Milkmen / women will go the way Blockbusters went – they just cant compete with competitors, cant supply what customers want and wont survive on us feeling charitable.
They sell a product that’s the same whoever sells it. So they have to compete on price and service.
Sadly, I think that’s the long and short of it. It’s probably still viable if you live in the Outer Hebrides or some middle-class remote rural armpit with a name like Wibblington Upon Flange, or if you’re elderly / infirm and can’t lug a gallon of milk home every time you venture outside, but for most people the elephant in the room is that there’s little compelling practical reason to have milk delivered these days.
I get the whole “supporting local business” thing – when I was born my first home was our family-run dairy farm – but at the point where customers are paying a large premium to buy exactly the same product they could just pick up with the rest of the groceries, really they’re just making a nostalgia-fuelled charitable donation.

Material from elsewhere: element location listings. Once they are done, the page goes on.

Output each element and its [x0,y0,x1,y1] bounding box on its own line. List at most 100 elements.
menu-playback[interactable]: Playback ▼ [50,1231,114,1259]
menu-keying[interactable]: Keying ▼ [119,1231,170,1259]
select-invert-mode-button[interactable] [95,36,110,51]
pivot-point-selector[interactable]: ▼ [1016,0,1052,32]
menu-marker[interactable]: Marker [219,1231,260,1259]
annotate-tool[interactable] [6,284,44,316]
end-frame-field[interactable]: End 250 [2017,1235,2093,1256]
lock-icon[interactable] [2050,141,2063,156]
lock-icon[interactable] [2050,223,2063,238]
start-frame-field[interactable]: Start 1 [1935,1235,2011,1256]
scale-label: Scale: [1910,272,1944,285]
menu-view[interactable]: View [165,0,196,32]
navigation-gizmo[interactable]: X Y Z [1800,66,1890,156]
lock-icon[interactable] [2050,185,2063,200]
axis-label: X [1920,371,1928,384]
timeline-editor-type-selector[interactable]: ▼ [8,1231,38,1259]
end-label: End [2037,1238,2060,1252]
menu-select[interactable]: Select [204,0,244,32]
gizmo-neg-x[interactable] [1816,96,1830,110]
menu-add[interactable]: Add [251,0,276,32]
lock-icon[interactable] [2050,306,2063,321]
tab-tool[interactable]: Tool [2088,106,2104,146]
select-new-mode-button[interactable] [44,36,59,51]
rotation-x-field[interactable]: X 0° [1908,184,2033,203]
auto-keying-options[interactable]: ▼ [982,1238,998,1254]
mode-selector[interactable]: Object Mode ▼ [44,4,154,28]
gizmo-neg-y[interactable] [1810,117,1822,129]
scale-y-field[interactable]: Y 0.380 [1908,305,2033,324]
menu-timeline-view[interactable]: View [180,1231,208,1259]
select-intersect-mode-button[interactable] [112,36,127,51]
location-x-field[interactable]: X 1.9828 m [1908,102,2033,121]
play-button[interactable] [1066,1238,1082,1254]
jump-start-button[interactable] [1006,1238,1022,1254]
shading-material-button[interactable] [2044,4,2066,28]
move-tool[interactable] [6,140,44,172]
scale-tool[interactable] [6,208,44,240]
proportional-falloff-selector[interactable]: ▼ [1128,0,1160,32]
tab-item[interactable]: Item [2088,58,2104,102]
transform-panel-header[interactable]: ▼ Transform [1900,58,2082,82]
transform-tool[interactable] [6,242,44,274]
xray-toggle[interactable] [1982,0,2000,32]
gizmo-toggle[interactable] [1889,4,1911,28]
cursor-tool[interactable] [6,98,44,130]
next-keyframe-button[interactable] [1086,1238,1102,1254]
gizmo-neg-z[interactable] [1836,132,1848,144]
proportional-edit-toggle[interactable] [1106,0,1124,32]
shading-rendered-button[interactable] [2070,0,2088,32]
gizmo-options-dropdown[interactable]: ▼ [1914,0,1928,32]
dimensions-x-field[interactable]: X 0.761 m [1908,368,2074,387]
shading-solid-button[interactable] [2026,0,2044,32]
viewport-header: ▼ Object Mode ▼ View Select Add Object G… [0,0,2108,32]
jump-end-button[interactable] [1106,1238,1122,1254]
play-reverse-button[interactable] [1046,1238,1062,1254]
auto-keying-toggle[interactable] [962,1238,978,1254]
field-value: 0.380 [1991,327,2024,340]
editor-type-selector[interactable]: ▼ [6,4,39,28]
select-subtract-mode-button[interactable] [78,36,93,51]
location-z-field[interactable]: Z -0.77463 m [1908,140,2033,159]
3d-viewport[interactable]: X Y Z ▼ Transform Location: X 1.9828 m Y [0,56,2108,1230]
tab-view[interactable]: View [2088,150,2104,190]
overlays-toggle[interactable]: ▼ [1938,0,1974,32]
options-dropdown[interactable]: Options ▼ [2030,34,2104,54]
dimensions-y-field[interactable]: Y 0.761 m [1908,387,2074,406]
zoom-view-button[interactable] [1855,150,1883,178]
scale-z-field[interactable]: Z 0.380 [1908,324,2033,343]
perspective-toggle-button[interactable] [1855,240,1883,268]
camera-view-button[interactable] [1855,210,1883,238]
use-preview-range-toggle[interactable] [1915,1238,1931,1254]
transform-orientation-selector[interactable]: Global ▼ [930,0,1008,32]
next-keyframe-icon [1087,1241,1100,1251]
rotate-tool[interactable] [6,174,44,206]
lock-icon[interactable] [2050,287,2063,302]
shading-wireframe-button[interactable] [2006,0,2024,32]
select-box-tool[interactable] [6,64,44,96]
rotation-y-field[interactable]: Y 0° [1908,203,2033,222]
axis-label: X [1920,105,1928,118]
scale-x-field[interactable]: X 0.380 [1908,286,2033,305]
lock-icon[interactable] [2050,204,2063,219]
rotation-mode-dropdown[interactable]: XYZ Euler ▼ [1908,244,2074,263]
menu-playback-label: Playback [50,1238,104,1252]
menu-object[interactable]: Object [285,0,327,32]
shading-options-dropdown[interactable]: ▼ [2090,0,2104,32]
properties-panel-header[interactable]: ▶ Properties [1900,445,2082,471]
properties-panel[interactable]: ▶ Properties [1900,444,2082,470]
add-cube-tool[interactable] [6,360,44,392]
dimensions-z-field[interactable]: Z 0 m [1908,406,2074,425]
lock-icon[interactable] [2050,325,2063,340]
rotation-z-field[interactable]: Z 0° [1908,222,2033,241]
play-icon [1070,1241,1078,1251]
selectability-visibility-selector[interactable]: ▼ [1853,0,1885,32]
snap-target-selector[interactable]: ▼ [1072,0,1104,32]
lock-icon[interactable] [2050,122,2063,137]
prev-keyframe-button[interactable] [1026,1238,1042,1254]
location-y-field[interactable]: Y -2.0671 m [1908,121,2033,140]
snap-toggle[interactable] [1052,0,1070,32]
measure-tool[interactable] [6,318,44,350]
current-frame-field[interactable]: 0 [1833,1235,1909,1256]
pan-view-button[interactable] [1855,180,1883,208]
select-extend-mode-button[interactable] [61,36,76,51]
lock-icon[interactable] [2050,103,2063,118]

And it’s hardly surprising that local farmers are struggling if that’s the farmers’ primary business model. So then they’re forced to be reliant on selling to supermarkets, and the supermarkets know they’ve got them over a barrel.
Back when my folks delivered milk, the customers’ choice was “local farmer” or “no milk today thanks.” My grandparents used to have a horse & cart where they’d ladle out fresh milk from a churn on the cart. Easy enough to make a business when your customer is basically everyone. That’s just not viable any more.
I think what’s needed is a unique selling point, and maybe a broadening of service. Still-warm freshly baked farmhouse bread delivered for instance, I’d pay for that in a heartbeat.